Standing for the opposition Civic United Front party, Bar’wani defeated an incumbent lawmaker in Lindi winning his seat in the Oct. 31 nationwide election by a margin of more than 2,000 votes.

“I joined politics to represent people who have disabilities, as I have,” he said. “For us there is not any chance in education or jobs and in this country. Many people with albinism are killed but the government doesn’t say anything, they keep silent.”

Bar'wani said he hopes his victory will help change the situation.

“People with albinism aren’t considered fully human by their fellow Tanzanians,” said Susan DuBois, executive director of U.S.-based albino rights group Asante Mariamu, which supports Tanzania’s albinos with sunscreen, hats, financial help and education.

The organization is named after Mariamu Staford who was 26-years-old and pregnant when a gang of men broke into her house in rural Tanzania in 2008 and tried to hack off her arms. She survived but lost both ruined limbs and her unborn child.

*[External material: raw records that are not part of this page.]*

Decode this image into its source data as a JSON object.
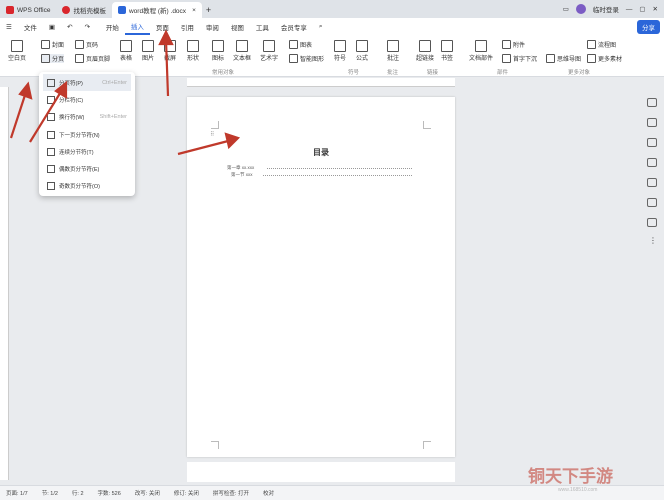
{
  "tabs": [
    {
      "label": "WPS Office",
      "color": "#d9262c"
    },
    {
      "label": "找稻壳模板",
      "color": "#d9262c"
    },
    {
      "label": "word教程 (新) .docx",
      "color": "#2b66d9"
    }
  ],
  "user_label": "临时登录",
  "menu": {
    "file": "文件",
    "items": [
      "开始",
      "插入",
      "页面",
      "引用",
      "审阅",
      "视图",
      "工具",
      "会员专享"
    ],
    "active": "插入",
    "share": "分享"
  },
  "ribbon": {
    "blank_page": "空白页",
    "cover": "封面",
    "break": "分页",
    "header_footer": "页眉页脚",
    "page_num": "页码",
    "table": "表格",
    "picture": "图片",
    "screenshot": "截屏",
    "shape": "形状",
    "icon": "图标",
    "chart_rb": "图表",
    "textbox": "文本框",
    "art": "艺术字",
    "smart_graphic": "智能图形",
    "symbol": "符号",
    "formula": "公式",
    "comment": "批注",
    "hyperlink": "超链接",
    "bookmark": "书签",
    "doc_parts": "文档部件",
    "attachment": "附件",
    "drop_cap": "首字下沉",
    "mindmap": "思维导图",
    "flowchart": "流程图",
    "more_material": "更多素材",
    "groups": {
      "common": "常用对象",
      "symbol": "符号",
      "comment": "批注",
      "link": "链接",
      "parts": "部件",
      "more": "更多对象"
    }
  },
  "dropdown": [
    {
      "label": "分页符(P)",
      "shortcut": "Ctrl+Enter"
    },
    {
      "label": "分栏符(C)",
      "shortcut": ""
    },
    {
      "label": "换行符(W)",
      "shortcut": "Shift+Enter"
    },
    {
      "label": "下一页分节符(N)",
      "shortcut": ""
    },
    {
      "label": "连续分节符(T)",
      "shortcut": ""
    },
    {
      "label": "偶数页分节符(E)",
      "shortcut": ""
    },
    {
      "label": "奇数页分节符(O)",
      "shortcut": ""
    }
  ],
  "document": {
    "toc_title": "目录",
    "toc_rows": [
      {
        "text": "第一章 xx.xxx"
      },
      {
        "text": "第一节 xxx"
      }
    ]
  },
  "status": {
    "page": "页面: 1/7",
    "section": "节: 1/2",
    "row": "行: 2",
    "words": "字数: 526",
    "revise": "改写: 关闭",
    "track": "修订: 关闭",
    "spell": "拼写检查: 打开",
    "proof": "校对"
  },
  "watermark": {
    "text": "铜天下手游",
    "url": "www.168510.com"
  }
}
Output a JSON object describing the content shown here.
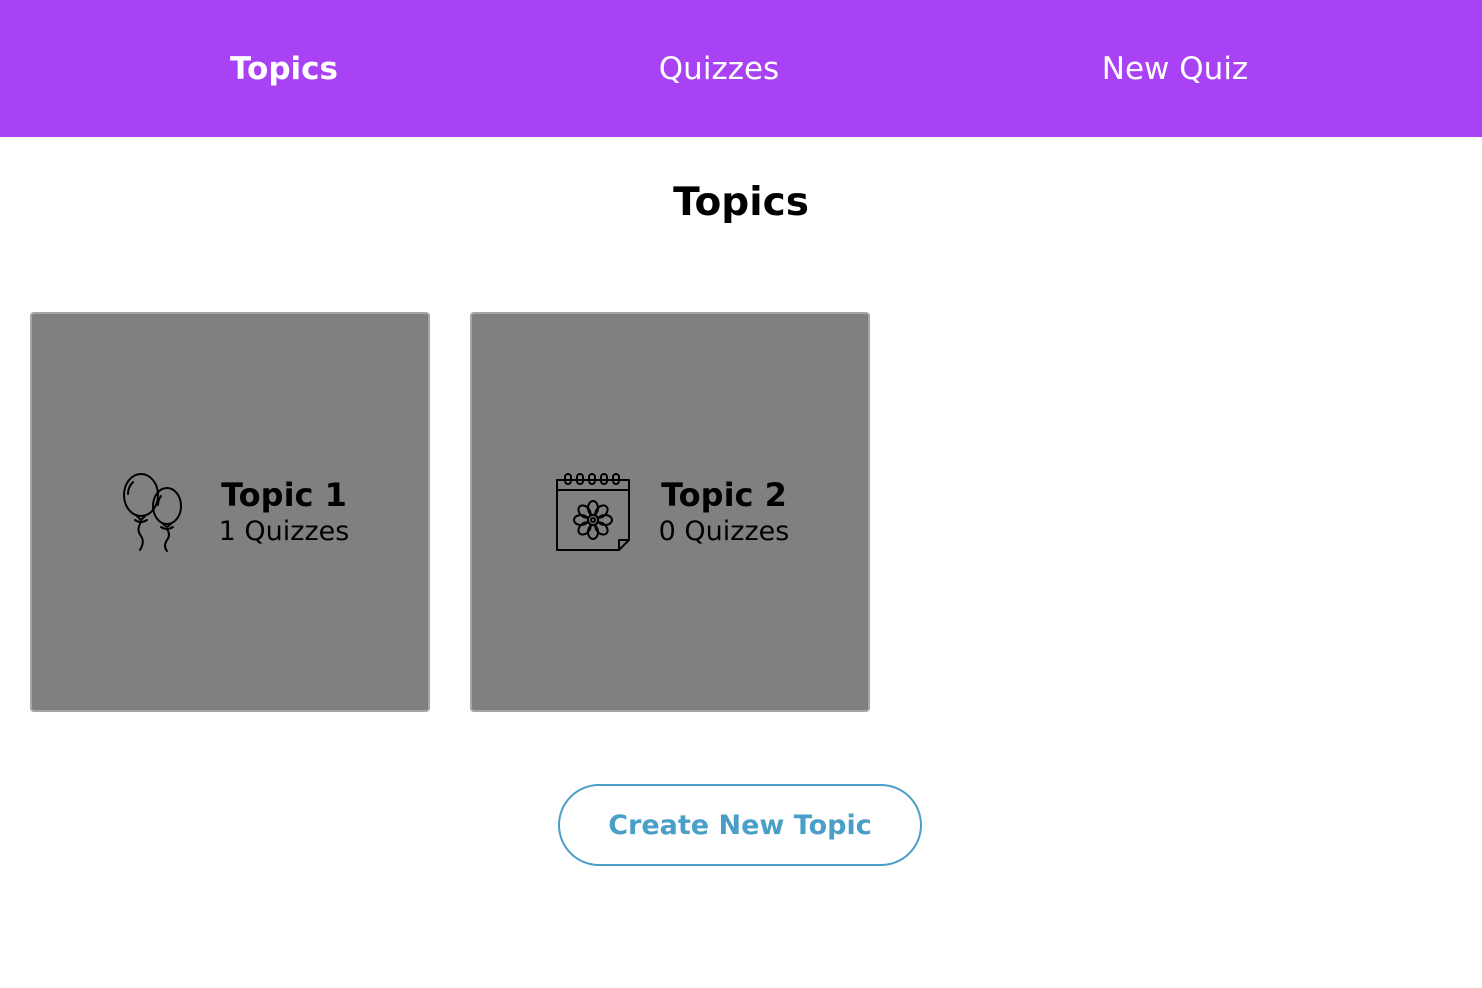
{
  "nav": {
    "items": [
      {
        "label": "Topics",
        "active": true
      },
      {
        "label": "Quizzes",
        "active": false
      },
      {
        "label": "New Quiz",
        "active": false
      }
    ]
  },
  "page": {
    "title": "Topics"
  },
  "topics": [
    {
      "name": "Topic 1",
      "count": "1 Quizzes",
      "icon": "balloons-icon"
    },
    {
      "name": "Topic 2",
      "count": "0 Quizzes",
      "icon": "calendar-flower-icon"
    }
  ],
  "actions": {
    "create_label": "Create New Topic"
  },
  "colors": {
    "navbar": "#a942f5",
    "card": "#808080",
    "button_accent": "#4a9fc8"
  }
}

“Bar’wani will be a highly visible example that people with albinism are completely normal, very competent and able to make serious contributions to society,” DuBois said.

During the campaign some of Bar’wani’s opponents claimed that as an albino he was mentally deficient or that the sunlight made him unable to think.

Activists hope that such myths will be dispelled by his election.

“Tanzanians are accepting people with albinism as ordinary people who have the right to be elected and take part in the decision-making process at the national level,” said Nemes Temba, an albino who is program officer at Under The Same Sun, an advocacy organization in Dar es Salaam, Tanzania's commercial center.

“There was a time when we were considered as ghosts, that we did not die but would just vanish. These are myths that will now start to go away,” Temba said. “That means a lot.”

There have already been some high profile convictions of albino killers that have helped suppress the persecution and murders. At least seven people have been sentenced including four men who were given the death penalty for murdering a 50-year old man and chopping off his head and legs.

Temba said that the murders and attacks on albinos reached a peak in 2008 and have lessened since then. “I can’t say Bar’wani’s election will stop these attacks," he said, "but it will surely help reduce the extent of murders and atrocities against people with albinism.”